Trent Leis

Personal information
- Born: 18 November 1977 (age 47) Brisbane, Queensland, Australia
- Height: 180 cm (5 ft 11 in)
- Weight: 80 kg (12 st 8 lb)

Playing information
- Position: Wing, Fullback
Club
| Years | Team | Pld | T | G | FG | P |
| 2001 | North Qld Cowboys | 17 | 5 | 21 | 0 | 62 |
Representative
| Years | Team | Pld | T | G | FG | P |
| 2004 | Queensland Residents | 1 | 1 | 2 | 0 | 8 |
- Source: As of 8 January 2024

= Trent Leis =

Australian rugby league footballer

Trent Leis (/liːs/) (born 18 November 1977) is an Australian former professional rugby league footballer who played as a er and for the North Queensland Cowboys in the NRL.

==Playing career==
A Dayboro Cowboys junior, Leis made his Queensland Cup debut for the Redcliffe Dolphins in 1998. In 1999, he played in the Dolphins' Grand Final loss to the Burleigh Bears. A year later, he started on the wing in the Dolphins' 14-6 Grand Final win over the Toowoomba Clydesdales. He signed with the North Queensland Cowboys for the 2001 season.

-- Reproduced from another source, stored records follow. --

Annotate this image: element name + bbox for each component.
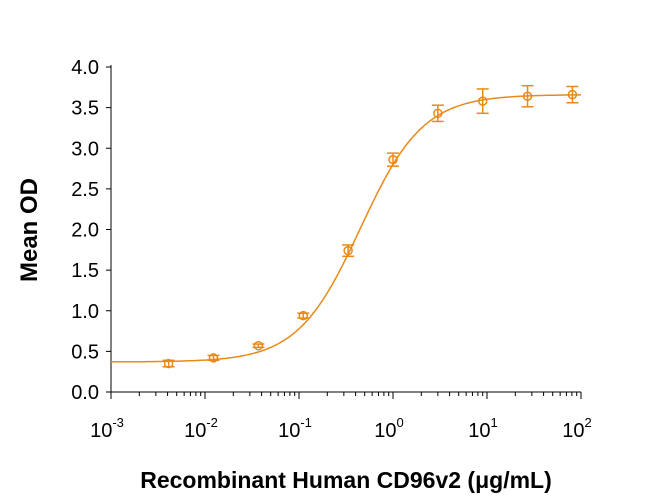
x-tick-label: 10-3: [90, 415, 124, 442]
data-point: [431, 104, 444, 123]
data-marker: [567, 89, 578, 100]
x-tick-base: 10: [374, 420, 396, 442]
fit-curve: [111, 94, 581, 363]
x-tick-exponent: 0: [397, 415, 404, 430]
y-tick-label: 2.5: [71, 179, 99, 201]
data-marker: [208, 353, 219, 363]
data-point: [207, 353, 220, 363]
data-marker: [477, 96, 488, 106]
x-axis-label: Recombinant Human CD96v2 (μg/mL): [140, 467, 552, 493]
data-marker: [522, 91, 533, 101]
data-point: [342, 244, 355, 258]
x-tick-exponent: -2: [206, 415, 218, 430]
data-point: [252, 340, 265, 351]
x-tick-label: 100: [374, 415, 403, 442]
x-tick-label: 10-2: [184, 415, 218, 442]
y-tick-label: 3.5: [71, 98, 99, 120]
y-tick-label: 1.0: [71, 301, 99, 323]
x-tick-base: 10: [468, 420, 490, 442]
x-tick-label: 101: [468, 415, 497, 442]
x-tick-base: 10: [562, 420, 584, 442]
data-point: [476, 88, 489, 115]
data-point: [566, 85, 579, 104]
x-tick-exponent: -1: [300, 415, 312, 430]
x-tick-exponent: 2: [585, 415, 592, 430]
x-tick-base: 10: [184, 420, 206, 442]
data-point: [387, 152, 399, 167]
x-tick-base: 10: [278, 420, 300, 442]
x-tick-label: 102: [562, 415, 591, 442]
data-marker: [298, 310, 309, 321]
data-marker: [433, 108, 443, 119]
y-tick-label: 0.0: [71, 382, 99, 404]
y-tick-label: 2.0: [71, 220, 99, 242]
y-axis-label: Mean OD: [16, 178, 43, 282]
data-marker: [253, 340, 264, 351]
x-tick-exponent: 1: [491, 415, 498, 430]
data-marker: [388, 154, 398, 165]
y-tick-label: 0.5: [71, 341, 99, 363]
y-tick-label: 3.0: [71, 138, 99, 160]
x-tick-exponent: -3: [112, 415, 124, 430]
x-tick-base: 10: [90, 420, 112, 442]
x-tick-label: 10-1: [278, 415, 312, 442]
data-point: [521, 84, 534, 108]
y-tick-label: 4.0: [71, 57, 99, 79]
y-tick-label: 1.5: [71, 260, 99, 282]
data-marker: [343, 245, 353, 256]
data-point: [162, 358, 175, 369]
data-marker: [163, 358, 174, 369]
data-point: [297, 310, 310, 321]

In Round 1 of the 2001 NRL season, Leis made his NRL debut in the Cowboys' 17-18 loss to the Brisbane Broncos. He played 17 games for the Cowboys in his rookie season, starting 10 on the wing and seven at fullback, scoring five tries and kicking 21 goals.

In 2002, Leis re-signed with the Redcliffe Dolphins, representing Queensland Residents and starting at fullback in their Grand Final win over the Ipswich Jets. In 2005, Leis signed with the Burleigh Bears. He played in his fourth Queensland Cup Grand Final that season, starting in the centres in Burleigh's loss to the North Queensland Young Guns. That season, he was named on the wing in the Queensland Rugby League's Queensland Cup Team of the Decade.

In 2007, Leis again returned to the Redcliffe Dolphins, retiring at the end of that season. He ended his Queensland Cup career with 70 tries and 34 goals from 111 games.

==Statistics==
===NRL===
 Statistics are correct to the end of the 2001 season

| Season | Team | Matches | T | G | GK % | F/G | Pts |
|---|---|---|---|---|---|---|---|
| 2001 | North Queensland | 17 | 5 | 21 | 72.4% | 0 | 62 |
| Career totals |  | 17 | 5 | 21 | 72.4% | 0 | 62 |

==Personal life==
Leis' father, Peter, played centre for the Redcliffe Dolphins in the 1970s and 80s and represented Queensland seven times from 1974-77. The Dolphins annual Player of the Year medal is named in his honour.